If the table is full, it starts using hash collisions:
return basehash(obj) % self.size
So after the table fills up, different coordinates may map to the same index.
hashcoords
def hashcoords(coordinates, m, readonly=False):
This converts tile coordinates into feature indices.
It behaves differently depending on m:
hashcoords(coords, iht)
uses the IHT table.
hashcoords(coords, 4096)
directly hashes coordinates into indices from 0 to 4095.
hashcoords(coords, None)
returns the raw coordinates without hashing. This is useful for debugging.
tiles
def tiles(ihtORsize, numtilings, floats, ints=[], readonly=False):
This is the main function.
Inputs:
ihtORsize
is either an IHT, an integer table size, or None.
numtilings
is the number of overlapping grids.
floats
are the continuous variables.
ints
are optional discrete variables, such as an action.
For example:
tiles(iht, 8, [position, velocity], [action])
would create tile features for a state-action pair.
How tiles works
First, continuous values are scaled into integer coordinates:
qfloats = [floor(f*numtilings) for f in floats]
So if:
floats = [1.25]
numtilings = 8
then:
qfloats = [floor(10.0)] = [10]
Then the code loops over each tiling:
for tiling in range(numtilings):
Each tiling gets slightly different offsets, so the grids do not all line up.
The coordinate list starts with the tiling number:
coords = [tiling]
This ensures that tile (3, 5) in tiling 0 is different from tile (3, 5) in tiling 1.
Then each continuous variable is assigned to a tile coordinate:
coords.append((q + b) // numtilings)
The variable b creates the offset between tilings.

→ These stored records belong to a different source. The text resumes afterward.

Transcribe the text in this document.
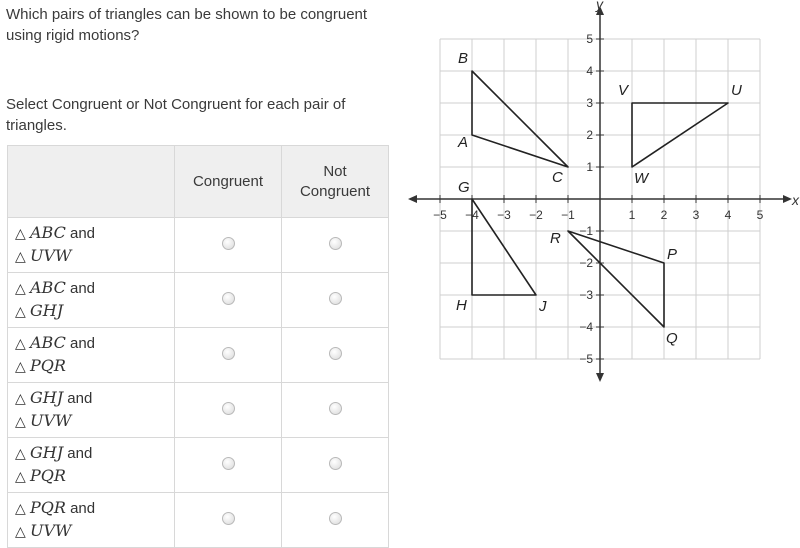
Which pairs of triangles can be shown to be congruent using rigid motions?
Select Congruent or Not Congruent for each pair of triangles.
	Congruent	Not
Congruent
△ ABC and
△ UVW		
△ ABC and
△ GHJ		
△ ABC and
△ PQR		
△ GHJ and
△ UVW		
△ GHJ and
△ PQR		
△ PQR and
△ UVW		
x
y
−5 −4 −3 −2 −1	1 2 3 4 5
−5
−4
−3
−2
−1
1
2
3
4
5
A
B
C
U
V
W
G
H	J
P
Q
R
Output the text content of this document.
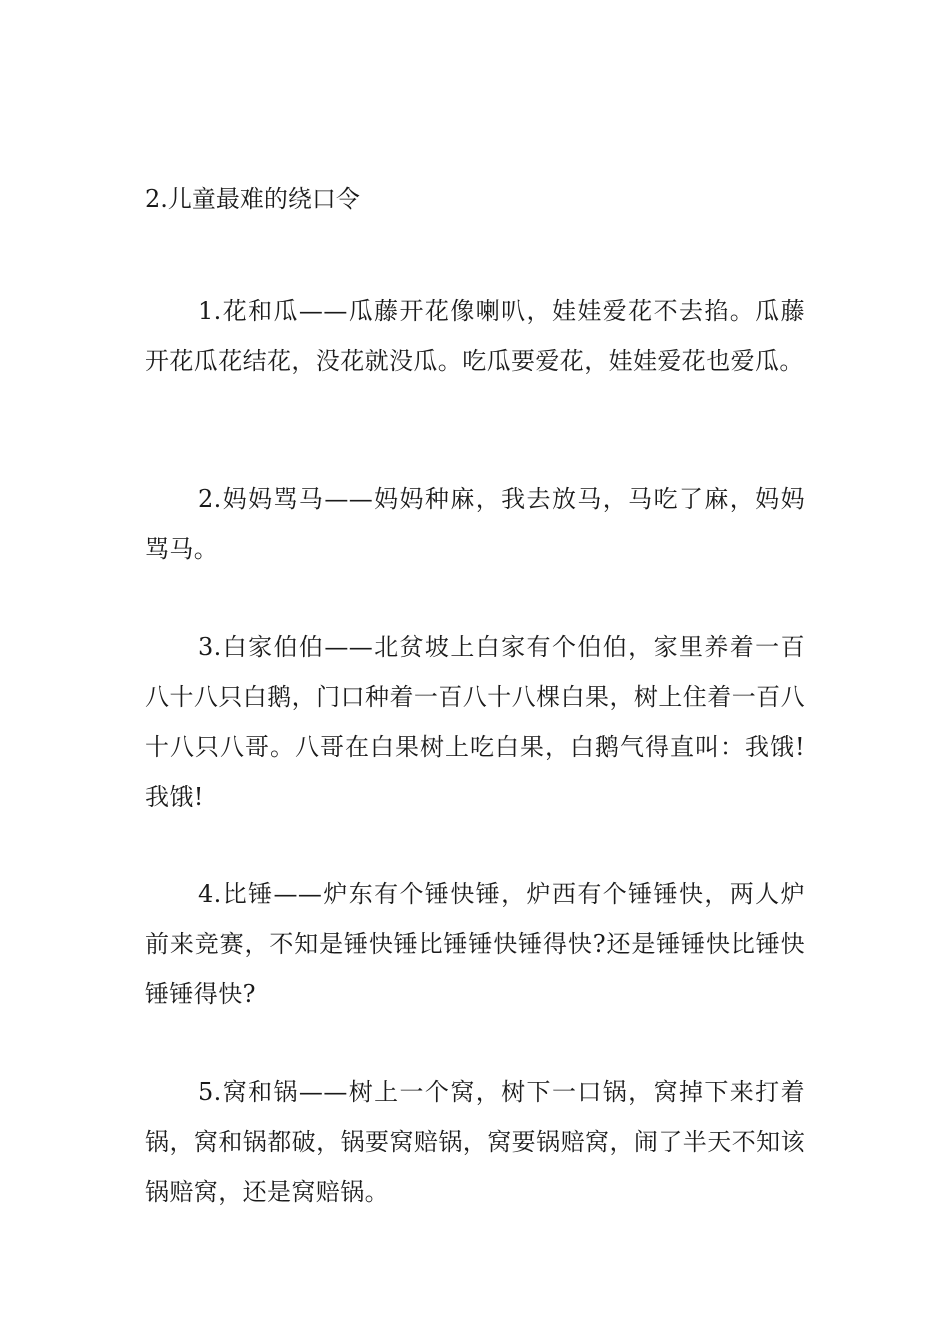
2.儿童最难的绕口令

1.花和瓜——瓜藤开花像喇叭，娃娃爱花不去掐。瓜藤开花瓜花结花，没花就没瓜。吃瓜要爱花，娃娃爱花也爱瓜。

2.妈妈骂马——妈妈种麻，我去放马，马吃了麻，妈妈骂马。

3.白家伯伯——北贫坡上白家有个伯伯，家里养着一百八十八只白鹅，门口种着一百八十八棵白果，树上住着一百八十八只八哥。八哥在白果树上吃白果，白鹅气得直叫：我饿!我饿!

4.比锤——炉东有个锤快锤，炉西有个锤锤快，两人炉前来竞赛，不知是锤快锤比锤锤快锤得快?还是锤锤快比锤快锤锤得快?

5.窝和锅——树上一个窝，树下一口锅，窝掉下来打着锅，窝和锅都破，锅要窝赔锅，窝要锅赔窝，闹了半天不知该锅赔窝，还是窝赔锅。
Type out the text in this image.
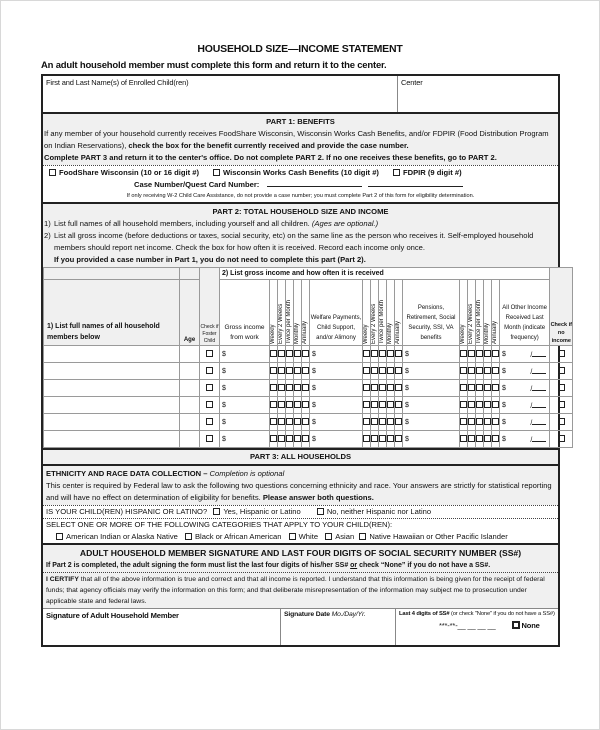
HOUSEHOLD SIZE—INCOME STATEMENT
An adult household member must complete this form and return it to the center.
First and Last Name(s) of Enrolled Child(ren)	Center
PART 1: BENEFITS
If any member of your household currently receives FoodShare Wisconsin, Wisconsin Works Cash Benefits, and/or FDPIR (Food Distribution Program on Indian Reservations), check the box for the benefit currently received and provide the case number.
Complete PART 3 and return it to the center's office. Do not complete PART 2. If no one receives these benefits, go to PART 2.
FoodShare Wisconsin (10 or 16 digit #)	Wisconsin Works Cash Benefits (10 digit #)	FDPIR (9 digit #)
Case Number/Quest Card Number:
If only receiving W-2 Child Care Assistance, do not provide a case number; you must complete Part 2 of this form for eligibility determination.
PART 2: TOTAL HOUSEHOLD SIZE AND INCOME
1) List full names of all household members, including yourself and all children. (Ages are optional.)
2) List all gross income (before deductions or taxes, social security, etc) on the same line as the person who receives it. Self-employed household members should report net income. Check the box for how often it is received. Record each income only once.
If you provided a case number in Part 1, you do not need to complete this part (Part 2).
		Check if Foster Child	2) List gross income and how often it is received																			Check if no income
1) List full names of all household members below	Age		Gross income from work	Weekly	Every 2 Weeks	Twice per Month	Monthly	Annually	Welfare Payments, Child Support, and/or Alimony	Weekly	Every 2 Weeks	Twice per Month	Monthly	Annually	Pensions, Retirement, Social Security, SSI, VA benefits	Weekly	Every 2 Weeks	Twice per Month	Monthly	Annually	All Other Income Received Last Month (indicate frequency)	
			$						$						$						$ /	

			$						$						$						$ /	

			$						$						$						$ /	

			$						$						$						$ /	

			$						$						$						$ /	

			$						$						$						$ /	

PART 3: ALL HOUSEHOLDS
ETHNICITY AND RACE DATA COLLECTION – Completion is optional
This center is required by Federal law to ask the following two questions concerning ethnicity and race. Your answers are strictly for statistical reporting and will have no effect on determination of eligibility for benefits. Please answer both questions.
IS YOUR CHILD(REN) HISPANIC OR LATINO? Yes, Hispanic or Latino	No, neither Hispanic nor Latino
SELECT ONE OR MORE OF THE FOLLOWING CATEGORIES THAT APPLY TO YOUR CHILD(REN):
American Indian or Alaska Native Black or African American White Asian Native Hawaiian or Other Pacific Islander
ADULT HOUSEHOLD MEMBER SIGNATURE AND LAST FOUR DIGITS OF SOCIAL SECURITY NUMBER (SS#)
If Part 2 is completed, the adult signing the form must list the last four digits of his/her SS# or check “None” if you do not have a SS#.
I CERTIFY that all of the above information is true and correct and that all income is reported. I understand that this information is being given for the receipt of federal funds; that agency officials may verify the information on this form; and that deliberate misrepresentation of the information may subject me to prosecution under applicable state and federal laws.
Signature of Adult Household Member	Signature Date Mo./Day/Yr.	Last 4 digits of SS# (or check "None" if you do not have a SS#)
***-**-__ __ __ __	None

Finally, integer variables are added:
coords.extend(ints)
Then the coordinates are converted to an index:
Tiles.append(hashcoords(coords, ihtORsize, readonly))
The final result is a list of active tile indices.
Example
iht = IHT(4096)
active_tiles = tiles(iht, 8, [1.2, 3.4])
This returns 8 tile indices, because there are 8 tilings:
[0, 1, 2, 3, 4, 5, 6, 7]
Later, a nearby point might return many of the same indices:
tiles(iht, 8, [1.21, 3.39])
This is the key idea: nearby states share features, so learning generalizes locally.
tileswrap
def tileswrap(ihtORsize, numtilings, floats, wrapwidths, ints=[], readonly=False):
This version is similar to tiles, but supports wrapping dimensions.
This is useful for cyclic variables, such as angles.
For example, an angle near 0 should be close to an angle near 2π.
The wrapping happens here:
coords.append(c % width if width else c)
If a wrap width is provided, the coordinate wraps around modulo that width.
Example:
tileswrap(iht, 8, [angle], [10])
means the tile coordinate wraps every 10 units.
Why this is used in reinforcement learning
Tile coding creates features like this:
feature_vector[tile_index] = 1
All other entries are zero.
So instead of storing values for exact continuous states, we approximate:
V(s) = wᵀ x(s)
or:
Q(s, a) = wᵀ x(s, a)
where x(s) is the sparse tile-coded feature vector.
Only the weights for the active tiles are updated.
For example:
for tile in active_tiles:
weights[tile] += alpha * error
Since nearby states share some tiles, updates generalize to nearby states.
Important detail
The input floats must be scaled before calling tiles.
The code assumes tile width is about 1 in each dimension. So if your original state variable ranges from [-1.2, 0.6], you usually scale it first:
scaled_position = position / position_tile_width
Then pass the scaled values into tiles.
In short: this code maps continuous states into a fixed number of discrete active features using several offset grids. It is a compact way to make linear reinforcement learning methods work with continuous state spaces.